Relancer l’économie, éviter un rebond épidémique, répondre aux enjeux des différents territoires, les scénarios de déconfinement sont complexes, notamment au regard de l’hétérogénéité de la diffusion du virus à l’échelle nationale comme régionale. La feuille de route publiée le 15 avril par la Commission est ainsi très prudente. Trois critères clés, prérequis à un déconfinement adéquat, on été retenus : (i) épidémiologique, afin de constater que la propagation de la maladie a considérablement diminué et s’est stabilisée pendant une période prolongée, (ii) capacitaire, afin d’assurer la bonne gestion des systèmes de santé et (iii) analytique, pour permettre une surveillance appropriée de la propagation ultérieure du virus et prévenir sa réapparition. Si la nécessaire progressivité de ces mesures semble communément actée, la feuille de route peine à pallier l’approche fragmentaire des États membres et à proposer des éléments de synchronisation et de coordination concrets.
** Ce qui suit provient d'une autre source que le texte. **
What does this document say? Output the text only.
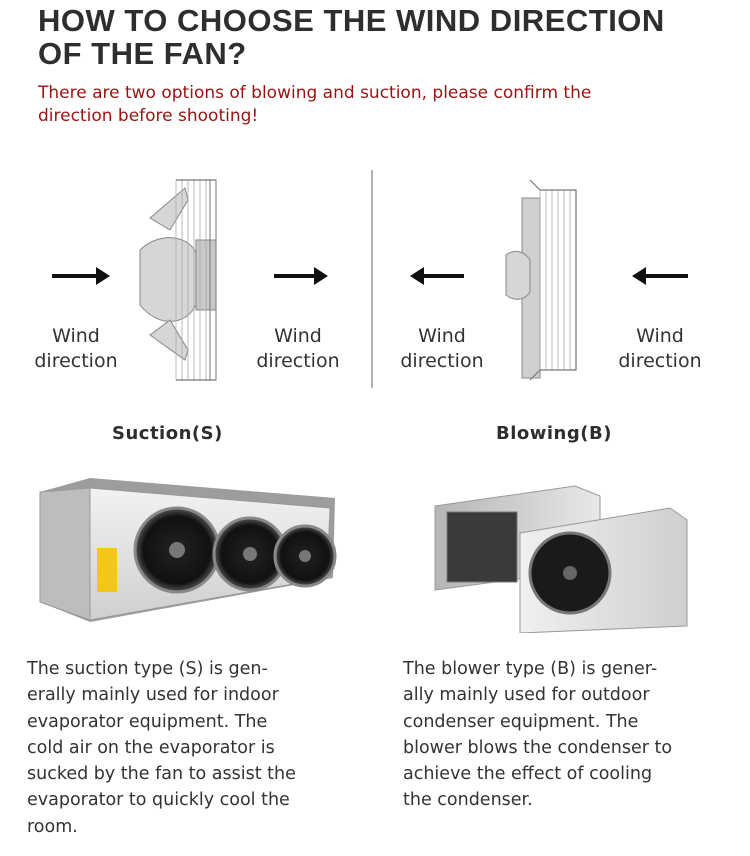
HOW TO CHOOSE THE WIND DIRECTION
OF THE FAN?

There are two options of blowing and suction, please confirm the
direction before shooting!

Wind
direction
Wind
direction
Wind
direction
Wind
direction
Suction(S)	Blowing(B)

The suction type (S) is gen-
erally mainly used for indoor
evaporator equipment. The
cold air on the evaporator is
sucked by the fan to assist the
evaporator to quickly cool the
room.

The blower type (B) is gener-
ally mainly used for outdoor
condenser equipment. The
blower blows the condenser to
achieve the effect of cooling
the condenser.
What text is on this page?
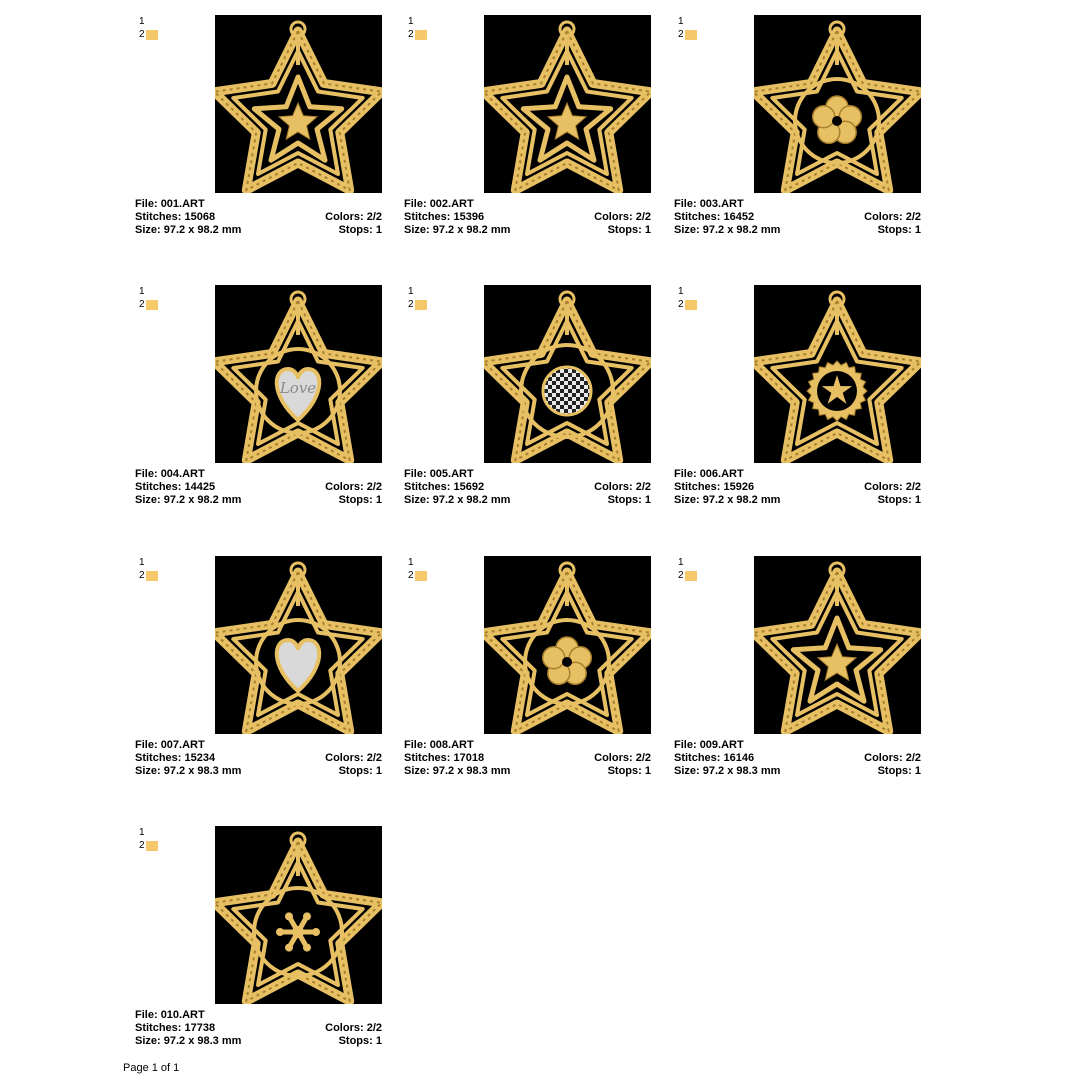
1
2
File: 001.ART
Stitches: 15068	Colors: 2/2
Size: 97.2 x 98.2 mm	Stops: 1
1
2
File: 002.ART
Stitches: 15396	Colors: 2/2
Size: 97.2 x 98.2 mm	Stops: 1
1
2
File: 003.ART
Stitches: 16452	Colors: 2/2
Size: 97.2 x 98.2 mm	Stops: 1
1
2
Love
File: 004.ART
Stitches: 14425	Colors: 2/2
Size: 97.2 x 98.2 mm	Stops: 1
1
2
File: 005.ART
Stitches: 15692	Colors: 2/2
Size: 97.2 x 98.2 mm	Stops: 1
1
2
File: 006.ART
Stitches: 15926	Colors: 2/2
Size: 97.2 x 98.2 mm	Stops: 1
1
2
File: 007.ART
Stitches: 15234	Colors: 2/2
Size: 97.2 x 98.3 mm	Stops: 1
1
2
File: 008.ART
Stitches: 17018	Colors: 2/2
Size: 97.2 x 98.3 mm	Stops: 1
1
2
File: 009.ART
Stitches: 16146	Colors: 2/2
Size: 97.2 x 98.3 mm	Stops: 1
1
2
File: 010.ART
Stitches: 17738	Colors: 2/2
Size: 97.2 x 98.3 mm	Stops: 1
Page 1 of 1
La question du déconfinement est sensible pour les États membres et les stratégies seront vraisemblablement évolutives. Du fait notamment de la nature intégrée du marché unique, les retombées des politiques nationales auront toutefois d’importants effets sur les autres pays de l’UE. La Commission souligne notamment explicitement ce risque dans sa feuille de route : « La désescalade des mesures imposées par le Covid-19 de manière coordonnée est une question d’intérêt européen commun[…]. La propagation du virus ne peut être contenue à l’intérieur des frontières et les mesures prises isolément sont moins efficaces »1. Prises isolément, les mesures de confinement ont révélé d’importantes failles dans la gestion de crise commune. Le déconfinement est soumis aux mêmes menaces et un nouvel étalage des divisions européennes serait symboliquement très coûteux pour l’Union.

La méthode du plus petit dénominateur commun n’est pas inéluctable, l’article 168 du Traité sur le fonctionnement de l’UE est très explicite en ce qui concerne l’action de l’Union en matière de santé qui doit être « menée dans le respect des responsabilités des États membres »2. Mais cette action doit également « compléter » celle des États membres, une tâche qui ne saurait se réduire à la seule énumération de bonnes pratiques et de recommandations générales. Le sens fondamental d’une Commission (géo)politique en ces temps de crise relève de sa capacité à conjuguer les forces au service d’une stratégie de projection commune, incarnée par une action cohérente et décisive. La réouverture synchronisée des frontières intérieures sera, à ce titre, un défi de première importance lors duquel la Commission doit jouer un rôle clé et se montrer apte à créer un consensus dynamique, préalable à une réaction commune. 

Privée de cette capacité par les États membres ou incapable de remplir ce mandat, la Commission court le risque de voir son rôle réduit à l’énonciation des termes de sa propre inanité. Si elle n’a pas vocation à imposer des instructions de déconfinement aux États membres, il est de sa responsabilité de leur rappeler en quoi son action et sa vision sont essentielles pour la garantie d’une sortie de crise progressive et cohérente à l’échelle européenne. La question fondamentale est donc de savoir si cette feuille de route est un préalable à la définition d’une véritable stratégie de déconfinement coordonnée, ou si les États membres attendent de constater les insuffisances de leurs stratégies nationales pour réfléchir, dans l’urgence, au moyen d’atténuer les effets de leur impréparation. Le Conseil européen du 23 avril devrait apporter des premiers éléments de réponse.